The Ealing Studios Rarities Volume One review
Some rare British films are gathered together in The Ealing Studios Rarities Volume One. Here's Aliya's review of a fine collection...
The Ealing Studios put their name to some of the greatest British films ever made, including The Ladykillers, Passport To Pimlico, Went The Day Well?, and Dead Of Night. Looking back at them now, it’s easy to see Ealing films as representations of what we imagine to be Britishness – the sense of humour, the stiff upper lip, and the fighting spirit all permeate the scripts and performances.
The DVD release of some of these less well known Ealing films cement this impression. The four films that make up Volume One of the Rarities Collection stretch from the 1930s to the 1950s, and while they’re not masterpieces, they are great evocations of those times.
Escape! (1930) is the story of Captain Matt Denant, a man who defends a prostitute from arrest and ends up killing the policeman. If this doesn’t sound very sympathetic, you’d be right – you have to think about how much modern sensibilities have changed here, but it also doesn’t help that the well known stage actor Gerald Du Maurier (he was the very first stage Captain Hook) is playing Captain Denant, and he doesn’t tone down his performance for the camera for one moment. This is a huge, mannered, melodramatic piece of acting, and it’s uncomfortable to watch at times.
But once Captain Denant escapes from prison and sets off across Dartmoor, it’s easier to get swept up in the action, and he meets a number of strong characters. The women who help him are particularly interesting, with much being made of their undercurrents of boredom and unhappiness and their own desire to escape. Nigel Bruce turns up very briefly as a policeman, and there’s an unexpected denouement that certainly wouldn’t turn up in the films of today.
West Of Zanzibar (1954) is a very different film – an all-colour experience, filmed on location in Africa, this has a documentary feel about it at times, but there’s also a boys-own adventure story tacked on about one plucky warden’s attempt to stop ivory poaching and arrest a nefarious wealthy Arabian trader. The hero is played by Anthony Steel, who has a great cleft chin and was one of the UK’s highest paid actors in the late 40s and early 50s.
The film does have some grittier moments where it addresses issues of colonialism, and the unnamed African actors are very good, particularly the tribal Chieftain. You can’t help but wince when you watch the footage of elephants being killed and British people treating African people like children, though.
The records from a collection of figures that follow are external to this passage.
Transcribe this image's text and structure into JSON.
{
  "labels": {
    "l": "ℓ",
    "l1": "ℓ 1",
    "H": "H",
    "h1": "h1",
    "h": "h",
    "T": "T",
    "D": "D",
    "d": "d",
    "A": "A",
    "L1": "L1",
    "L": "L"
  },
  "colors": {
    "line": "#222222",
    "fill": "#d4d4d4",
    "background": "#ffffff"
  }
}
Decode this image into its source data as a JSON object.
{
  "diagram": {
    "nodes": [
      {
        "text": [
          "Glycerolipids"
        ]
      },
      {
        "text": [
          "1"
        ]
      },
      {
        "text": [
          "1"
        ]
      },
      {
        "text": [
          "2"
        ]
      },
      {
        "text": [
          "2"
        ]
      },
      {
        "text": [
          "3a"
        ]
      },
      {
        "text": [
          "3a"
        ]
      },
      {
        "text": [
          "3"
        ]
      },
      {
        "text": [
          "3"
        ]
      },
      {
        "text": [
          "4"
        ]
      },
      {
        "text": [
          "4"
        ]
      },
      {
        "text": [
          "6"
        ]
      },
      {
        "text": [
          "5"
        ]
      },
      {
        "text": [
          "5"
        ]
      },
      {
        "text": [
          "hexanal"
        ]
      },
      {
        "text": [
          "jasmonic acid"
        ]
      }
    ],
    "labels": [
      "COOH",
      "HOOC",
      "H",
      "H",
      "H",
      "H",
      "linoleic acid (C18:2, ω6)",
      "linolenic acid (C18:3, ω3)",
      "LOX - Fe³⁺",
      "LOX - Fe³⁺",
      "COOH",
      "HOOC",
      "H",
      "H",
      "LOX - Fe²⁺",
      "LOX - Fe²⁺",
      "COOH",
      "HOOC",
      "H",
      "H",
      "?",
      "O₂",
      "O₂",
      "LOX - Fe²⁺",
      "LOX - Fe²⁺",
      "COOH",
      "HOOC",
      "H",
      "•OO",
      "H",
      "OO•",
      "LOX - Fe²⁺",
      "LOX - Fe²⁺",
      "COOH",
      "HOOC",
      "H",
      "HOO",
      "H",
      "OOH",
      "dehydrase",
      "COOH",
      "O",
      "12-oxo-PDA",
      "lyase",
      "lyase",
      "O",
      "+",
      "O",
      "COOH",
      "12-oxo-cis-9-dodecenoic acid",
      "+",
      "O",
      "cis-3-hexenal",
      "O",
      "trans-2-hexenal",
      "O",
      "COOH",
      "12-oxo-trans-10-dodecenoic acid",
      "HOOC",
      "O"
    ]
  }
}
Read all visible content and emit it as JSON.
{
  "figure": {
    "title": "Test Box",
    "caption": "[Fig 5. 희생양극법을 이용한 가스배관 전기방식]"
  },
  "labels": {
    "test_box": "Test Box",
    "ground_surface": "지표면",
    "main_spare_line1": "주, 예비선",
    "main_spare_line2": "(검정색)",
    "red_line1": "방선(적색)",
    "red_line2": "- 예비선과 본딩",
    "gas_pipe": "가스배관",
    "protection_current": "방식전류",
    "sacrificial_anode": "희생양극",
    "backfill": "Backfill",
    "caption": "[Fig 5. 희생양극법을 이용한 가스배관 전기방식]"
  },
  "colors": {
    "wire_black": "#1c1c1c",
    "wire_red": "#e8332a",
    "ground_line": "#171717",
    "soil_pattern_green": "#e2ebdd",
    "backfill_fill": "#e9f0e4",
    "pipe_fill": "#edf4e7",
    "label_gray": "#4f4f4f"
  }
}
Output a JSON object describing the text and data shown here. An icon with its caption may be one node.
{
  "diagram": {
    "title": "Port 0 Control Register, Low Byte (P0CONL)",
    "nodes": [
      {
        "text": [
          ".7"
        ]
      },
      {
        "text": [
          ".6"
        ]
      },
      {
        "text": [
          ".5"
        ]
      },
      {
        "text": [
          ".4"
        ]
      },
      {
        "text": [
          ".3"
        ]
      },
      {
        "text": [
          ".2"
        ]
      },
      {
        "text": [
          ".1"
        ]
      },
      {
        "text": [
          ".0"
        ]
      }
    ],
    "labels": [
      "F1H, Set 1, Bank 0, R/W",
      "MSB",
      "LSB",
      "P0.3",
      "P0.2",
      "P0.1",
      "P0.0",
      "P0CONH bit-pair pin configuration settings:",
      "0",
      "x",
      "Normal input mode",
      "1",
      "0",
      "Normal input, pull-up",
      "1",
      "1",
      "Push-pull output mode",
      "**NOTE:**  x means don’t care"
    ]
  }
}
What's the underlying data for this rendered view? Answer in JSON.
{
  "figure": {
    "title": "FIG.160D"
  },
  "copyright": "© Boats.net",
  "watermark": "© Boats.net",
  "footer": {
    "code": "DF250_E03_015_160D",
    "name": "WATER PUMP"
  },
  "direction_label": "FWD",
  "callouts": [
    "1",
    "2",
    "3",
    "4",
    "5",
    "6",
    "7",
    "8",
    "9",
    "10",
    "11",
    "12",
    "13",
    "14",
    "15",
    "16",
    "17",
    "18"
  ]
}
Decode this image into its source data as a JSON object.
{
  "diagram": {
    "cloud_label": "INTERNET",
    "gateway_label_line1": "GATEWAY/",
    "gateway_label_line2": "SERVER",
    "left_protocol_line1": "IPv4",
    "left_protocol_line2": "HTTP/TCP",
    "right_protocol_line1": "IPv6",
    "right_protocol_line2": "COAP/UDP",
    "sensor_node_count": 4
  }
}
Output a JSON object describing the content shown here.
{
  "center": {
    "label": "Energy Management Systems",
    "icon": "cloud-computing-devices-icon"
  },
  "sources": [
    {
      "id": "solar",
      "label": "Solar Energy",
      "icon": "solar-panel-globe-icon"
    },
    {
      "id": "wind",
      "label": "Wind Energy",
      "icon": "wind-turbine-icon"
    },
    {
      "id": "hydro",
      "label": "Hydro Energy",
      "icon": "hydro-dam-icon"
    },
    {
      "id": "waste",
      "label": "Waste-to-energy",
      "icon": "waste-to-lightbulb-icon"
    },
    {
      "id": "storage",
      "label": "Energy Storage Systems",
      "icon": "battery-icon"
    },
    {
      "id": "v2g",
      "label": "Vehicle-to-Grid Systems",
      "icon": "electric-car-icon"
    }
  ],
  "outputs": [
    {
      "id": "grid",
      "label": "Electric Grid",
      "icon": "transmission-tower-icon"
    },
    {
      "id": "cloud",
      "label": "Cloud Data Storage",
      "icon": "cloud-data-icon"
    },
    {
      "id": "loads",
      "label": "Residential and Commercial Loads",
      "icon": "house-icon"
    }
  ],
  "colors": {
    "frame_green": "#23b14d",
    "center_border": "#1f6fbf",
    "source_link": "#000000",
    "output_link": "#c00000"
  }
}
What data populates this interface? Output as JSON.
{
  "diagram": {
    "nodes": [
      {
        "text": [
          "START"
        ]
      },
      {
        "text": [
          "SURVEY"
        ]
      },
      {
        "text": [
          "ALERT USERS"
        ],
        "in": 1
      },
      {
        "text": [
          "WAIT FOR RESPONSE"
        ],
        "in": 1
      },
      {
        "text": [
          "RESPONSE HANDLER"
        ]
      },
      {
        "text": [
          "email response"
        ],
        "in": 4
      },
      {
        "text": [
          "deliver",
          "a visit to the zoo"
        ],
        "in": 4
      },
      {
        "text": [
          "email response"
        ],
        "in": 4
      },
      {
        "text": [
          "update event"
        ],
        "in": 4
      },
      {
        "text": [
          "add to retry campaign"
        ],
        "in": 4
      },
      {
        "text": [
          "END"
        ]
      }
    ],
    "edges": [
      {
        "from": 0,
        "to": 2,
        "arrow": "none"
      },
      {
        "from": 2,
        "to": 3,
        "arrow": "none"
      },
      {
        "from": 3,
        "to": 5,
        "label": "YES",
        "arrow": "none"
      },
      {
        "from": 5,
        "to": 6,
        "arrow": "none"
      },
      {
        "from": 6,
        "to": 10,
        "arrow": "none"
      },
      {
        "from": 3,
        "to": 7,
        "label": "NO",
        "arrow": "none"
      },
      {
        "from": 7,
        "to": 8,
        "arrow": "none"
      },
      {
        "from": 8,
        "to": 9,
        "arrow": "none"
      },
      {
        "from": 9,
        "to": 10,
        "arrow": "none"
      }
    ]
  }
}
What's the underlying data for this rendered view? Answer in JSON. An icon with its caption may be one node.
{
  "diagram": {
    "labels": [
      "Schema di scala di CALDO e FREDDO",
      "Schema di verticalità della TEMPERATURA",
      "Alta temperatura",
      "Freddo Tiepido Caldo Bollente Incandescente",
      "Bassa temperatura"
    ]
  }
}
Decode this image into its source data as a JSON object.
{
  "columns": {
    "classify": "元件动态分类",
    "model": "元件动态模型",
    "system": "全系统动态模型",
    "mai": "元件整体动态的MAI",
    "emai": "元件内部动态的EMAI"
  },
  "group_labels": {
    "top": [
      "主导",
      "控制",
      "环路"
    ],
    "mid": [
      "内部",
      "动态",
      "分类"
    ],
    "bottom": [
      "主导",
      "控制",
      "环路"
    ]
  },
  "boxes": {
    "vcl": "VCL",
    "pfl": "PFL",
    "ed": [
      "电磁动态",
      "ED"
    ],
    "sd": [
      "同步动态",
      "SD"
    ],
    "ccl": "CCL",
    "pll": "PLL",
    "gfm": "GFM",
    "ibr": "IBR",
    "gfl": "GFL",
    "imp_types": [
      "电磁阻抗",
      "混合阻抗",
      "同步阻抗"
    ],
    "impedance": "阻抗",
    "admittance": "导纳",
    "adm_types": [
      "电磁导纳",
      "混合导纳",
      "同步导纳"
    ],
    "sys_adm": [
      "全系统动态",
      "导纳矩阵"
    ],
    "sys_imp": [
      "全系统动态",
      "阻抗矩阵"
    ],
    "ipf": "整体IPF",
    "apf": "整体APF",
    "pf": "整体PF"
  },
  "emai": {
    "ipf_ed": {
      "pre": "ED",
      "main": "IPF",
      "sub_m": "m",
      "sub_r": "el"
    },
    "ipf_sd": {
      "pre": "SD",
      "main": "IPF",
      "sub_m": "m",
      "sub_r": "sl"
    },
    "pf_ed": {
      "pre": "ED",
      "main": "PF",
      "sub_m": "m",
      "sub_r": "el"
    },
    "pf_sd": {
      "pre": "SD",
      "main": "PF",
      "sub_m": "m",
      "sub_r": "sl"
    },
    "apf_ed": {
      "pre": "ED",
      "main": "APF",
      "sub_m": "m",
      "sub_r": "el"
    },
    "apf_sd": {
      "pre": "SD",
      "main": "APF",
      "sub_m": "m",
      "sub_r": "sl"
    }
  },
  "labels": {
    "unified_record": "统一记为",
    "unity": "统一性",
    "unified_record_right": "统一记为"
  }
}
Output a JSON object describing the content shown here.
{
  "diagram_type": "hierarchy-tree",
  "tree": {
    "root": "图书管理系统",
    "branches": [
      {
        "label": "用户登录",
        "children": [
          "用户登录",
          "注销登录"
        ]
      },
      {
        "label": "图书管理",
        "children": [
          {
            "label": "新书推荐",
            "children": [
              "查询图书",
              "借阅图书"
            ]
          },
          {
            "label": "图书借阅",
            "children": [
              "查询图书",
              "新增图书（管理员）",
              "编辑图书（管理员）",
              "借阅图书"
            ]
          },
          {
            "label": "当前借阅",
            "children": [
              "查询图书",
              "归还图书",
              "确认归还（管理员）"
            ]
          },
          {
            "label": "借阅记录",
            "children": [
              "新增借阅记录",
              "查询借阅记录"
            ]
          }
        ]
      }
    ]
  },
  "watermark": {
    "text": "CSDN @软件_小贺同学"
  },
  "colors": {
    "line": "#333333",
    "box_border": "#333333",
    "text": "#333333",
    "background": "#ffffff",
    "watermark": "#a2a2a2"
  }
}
Penny Paradise (1938) was directed by Carol Reed, and there are some really interesting moments. The building of tension in key scenes is very well done indeed, but generally speaking this is a happy-go-lucky tale of a tugboat captain on the Mersey who thinks he’s won the pools. There’s a lot of mugging and malarking about, and a few pleasant musical numbers sung by Betty Driver, who went on to star in Coronation Street for many years.
The main issue with Penny Paradise is that it’s really difficult to understand some of the accents, particularly when the actors let rip. But it at least proves that Father Ted wasn’t the first time somebody saying, “Ah go on” a lot in an Irish accent was deemed to be hilarious. I enjoyed it without ever really engaging with it.
Cheer Up! (1936) is my immediate favourite of the four films. Starring music-hall comedian Stanley Lupino, I was expecting to find it hard work in that way only British music hall comedians can be, but Lupino is charmingly silly throughout, and a gifted physical comedian with a puppyish face. He was the father of actor/director Ida Lupino, and it’s a shame that he isn’t really remembered for his screen roles any more, for this has some excellent musical numbers along with some genuinely funny moments.
If you’re a fan of comedy musicals, then Cheer Up! is definitely recommended. I warn you, though, the song Steak And Kidney Pudding, I Adore You will enter your subconscious and hang around in there for quite some time. I’ve been singing it for days.
So there’s one really fun film on here and three that would pass the time nicely on a long afternoon (Ealing films always seem to suit the afternoons better) if you fancy being transported back to a time where you could save Africa, win the pools, or biff a policeman on the chin because he’s not acting like a gentleman. Great times.
The Ealing Studios Rarities Collection Volume One is available now.